The “Mother” bug II

Sehirus cinctus

Sehirus cinctus nymphs clustered in a sidewalk joint. Photo courtesy of Zach Davis, Texas A&M AgriLife.

I’ve been receiving calls about a small red and black insect that is extremely common at the moment.  It’s scientific name is Sehirus cinctus, but it is also known as the white-margined burrowing bug.  Due to it’s commonness around Mother’s Day, and its motherly habits, I kind of like the name “Mother bug”, which I used in another post.

Several years ago I got a call from a graduate student doing a study on the unique behavior of these insects.  He wanted to drive all the way from Notre Dame University to Texas to collect some of these bugs. It turns out that over the years the biology of mother bugs has captured the attention of a number of ecologists and scientists interested in insect social behavior.

The mother bug has an unusual habit (for an insect).  After birth she hangs around the underground cell where she lays her eggs.  Should a predator come by, in a selfless act of motherhood, she flings herself between the intruder and her eggs.  Once the eggs hatch, she brings seeds for the little “buglets” to feed on, before she practices tough love and leaves them to fend for themselves.

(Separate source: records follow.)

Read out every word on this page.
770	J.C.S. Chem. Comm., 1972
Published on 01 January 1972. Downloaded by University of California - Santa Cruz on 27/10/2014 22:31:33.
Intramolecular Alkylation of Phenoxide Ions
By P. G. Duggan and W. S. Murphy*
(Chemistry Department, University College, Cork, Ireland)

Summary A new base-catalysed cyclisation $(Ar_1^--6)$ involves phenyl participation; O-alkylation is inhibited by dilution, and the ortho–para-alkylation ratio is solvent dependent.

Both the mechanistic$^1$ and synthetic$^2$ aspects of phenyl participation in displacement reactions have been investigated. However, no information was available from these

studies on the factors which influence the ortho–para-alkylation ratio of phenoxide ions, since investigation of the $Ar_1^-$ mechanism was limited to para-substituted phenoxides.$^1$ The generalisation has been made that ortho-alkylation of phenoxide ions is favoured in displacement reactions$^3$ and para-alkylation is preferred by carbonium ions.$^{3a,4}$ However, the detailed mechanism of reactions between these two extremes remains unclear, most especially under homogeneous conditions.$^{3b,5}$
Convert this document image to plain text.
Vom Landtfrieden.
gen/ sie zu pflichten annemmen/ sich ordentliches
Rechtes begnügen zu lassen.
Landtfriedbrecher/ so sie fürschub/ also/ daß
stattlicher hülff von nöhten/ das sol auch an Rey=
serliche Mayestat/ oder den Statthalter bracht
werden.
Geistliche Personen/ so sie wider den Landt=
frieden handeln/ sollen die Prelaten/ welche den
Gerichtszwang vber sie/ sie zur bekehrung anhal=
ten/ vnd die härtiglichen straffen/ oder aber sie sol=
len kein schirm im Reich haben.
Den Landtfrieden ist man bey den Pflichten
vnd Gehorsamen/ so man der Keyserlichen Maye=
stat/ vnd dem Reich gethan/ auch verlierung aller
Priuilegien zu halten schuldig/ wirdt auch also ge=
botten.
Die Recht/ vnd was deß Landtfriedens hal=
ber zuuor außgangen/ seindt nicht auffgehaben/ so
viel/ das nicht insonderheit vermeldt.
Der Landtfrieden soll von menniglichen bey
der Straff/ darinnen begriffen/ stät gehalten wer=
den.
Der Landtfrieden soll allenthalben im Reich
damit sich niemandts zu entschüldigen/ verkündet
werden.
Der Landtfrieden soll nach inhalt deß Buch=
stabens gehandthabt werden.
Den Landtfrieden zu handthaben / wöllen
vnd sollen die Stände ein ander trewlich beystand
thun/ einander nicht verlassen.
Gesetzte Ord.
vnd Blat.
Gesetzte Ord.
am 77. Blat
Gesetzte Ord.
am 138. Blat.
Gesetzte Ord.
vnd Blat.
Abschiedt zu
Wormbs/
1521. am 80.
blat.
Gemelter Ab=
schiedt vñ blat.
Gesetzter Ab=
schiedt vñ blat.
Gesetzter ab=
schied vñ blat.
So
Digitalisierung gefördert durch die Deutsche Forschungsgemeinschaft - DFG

Closeup of the nymphs.  Photo courtesy Sonja Swiger.

Closeup of the nymphs. Photo courtesy of Zach Davis.

After the mother leaves the nest, the young appear to stay together, sometimes in large clusters.  The reports I’ve received involve seeing hundreds of the nymphs in the cracks of pavement. They are also common in the crack in the ground.  I suspect that with some recent rains, and the swelling of the soil, many of these cute little insects are migrating to expansion joints in sidewalks and other pavement areas.

These insects are nothing to fear, and should not need any special attention.  If you’re tempted to step on them, just remember this: “every bug has a mother too”.